1. Tuzlu-alkali göl oluşumları

2. Tuzlu-alkalin topraklar veya yüzeysel birikimler 3. Deniz dibi tortulları

4. Açık hidrolojik sistem birikimleri 5. Hidrotermal bozunma ortamı

6. Gömülme diyajenezi ve metamorfizması

Analsim, şabazit, erionit ve filipsit depozitleri kapalı veya tuzlu alkali hidrojenik sistemleri iken, klinoptilolit ve mordenit depozitleri tatlı su hidrojenik sistemleridir.

Karakteristik olarak zeolit minerallerinin kompoze olduğu tüf yatakları sarımsı kahverenginden beyaza doğru değişmektedir (Edson, 1977). Doğal zeolit ürünlerinden faydalanmanın birçok avantajı, bu ürünlerin uniform partikül büyüklüğü, saflık, kararlılık, parlaklık, düşük demir içeriği, uniform katyon değişimi

ve adsorpsiyon kapasitesi ile düşük fiyat gibi özelliklerinden ortaya çıkmaktadır (Flanigen, 1975).

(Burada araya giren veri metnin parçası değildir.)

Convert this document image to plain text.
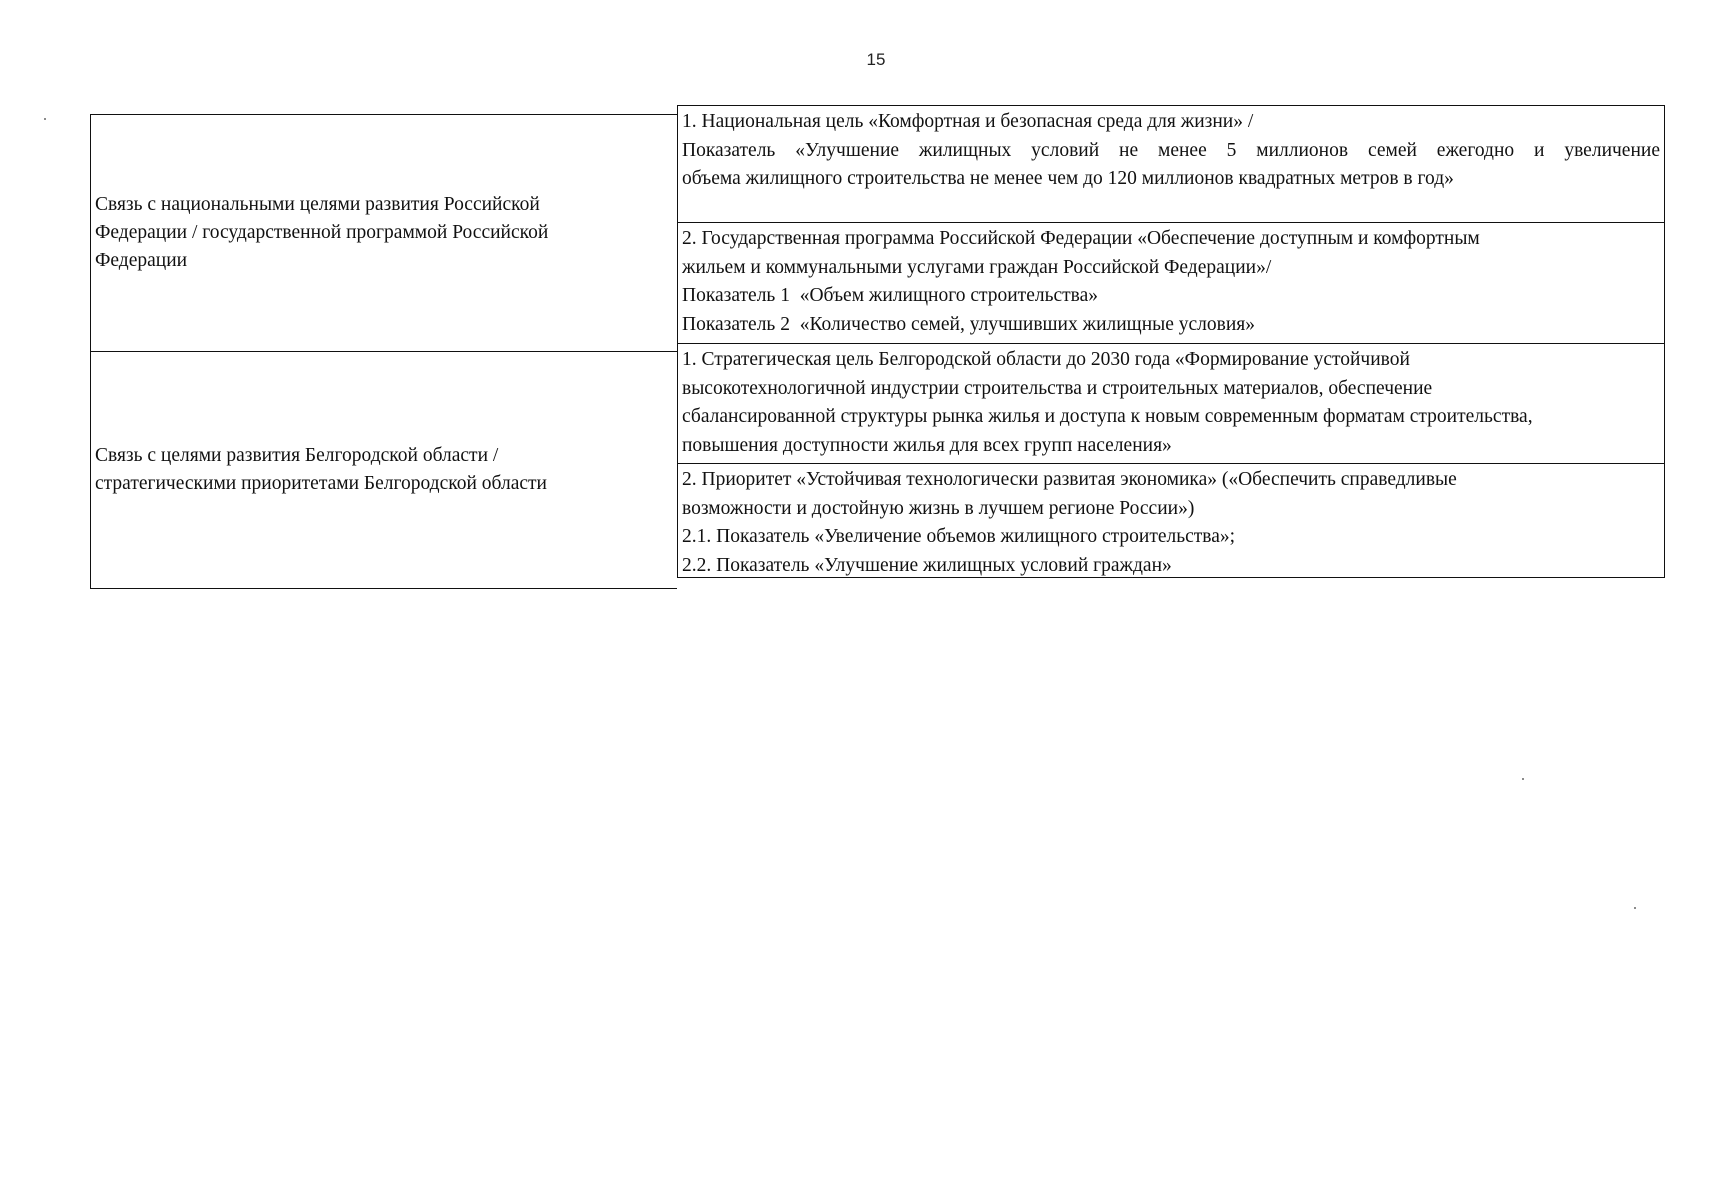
15
Связь с национальными целями развития Российской
Федерации / государственной программой Российской
Федерации
1. Национальная цель «Комфортная и безопасная среда для жизни» /
Показатель «Улучшение жилищных условий не менее 5 миллионов семей ежегодно и увеличение
объема жилищного строительства не менее чем до 120 миллионов квадратных метров в год»
2. Государственная программа Российской Федерации «Обеспечение доступным и комфортным
жильем и коммунальными услугами граждан Российской Федерации»/
Показатель 1  «Объем жилищного строительства»
Показатель 2  «Количество семей, улучшивших жилищные условия»
Связь с целями развития Белгородской области /
стратегическими приоритетами Белгородской области
1. Стратегическая цель Белгородской области до 2030 года «Формирование устойчивой
высокотехнологичной индустрии строительства и строительных материалов, обеспечение
сбалансированной структуры рынка жилья и доступа к новым современным форматам строительства,
повышения доступности жилья для всех групп населения»
2. Приоритет «Устойчивая технологически развитая экономика» («Обеспечить справедливые
возможности и достойную жизнь в лучшем регионе России»)
2.1. Показатель «Увеличение объемов жилищного строительства»;
2.2. Показатель «Улучшение жилищных условий граждан»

5.4. Zeolitlerin Kullanım Alanları

Zeolitler son çeyrek asırda önem kazanmalarına karşın, gerçekte onların kullanımı milattan önceki devirlere kadar uzanır. Özellikle zeolit içeren tüfler hafif, dayanıklı ve kolaylıkla kesilip işlenebilir olduklarından yapı malzemesi olarak kullanılmışlardır. Meksika’da 4000 yıl önce yapılan tapınak ve piramitler, Japonya’daki Buda Heykelleri ve Türkiye’deki Kapadokya bunun en mükemmel örnekleridir (Özdemir, 1999). Ayrıca Güney Meksika’da birçok bina, Napoli kentinin hemen tüm binaları, klinoptilolit, şabazit, filipsit ve mordenit gibi zeolit minerallerini içeren tüflerden yapılmıştır. Yine Napoli yakınlarındaki zeolitik tüfler Romalılar tarafından pozzolan çimentosu yapımında kullanılmıştır (Tortop, 1996).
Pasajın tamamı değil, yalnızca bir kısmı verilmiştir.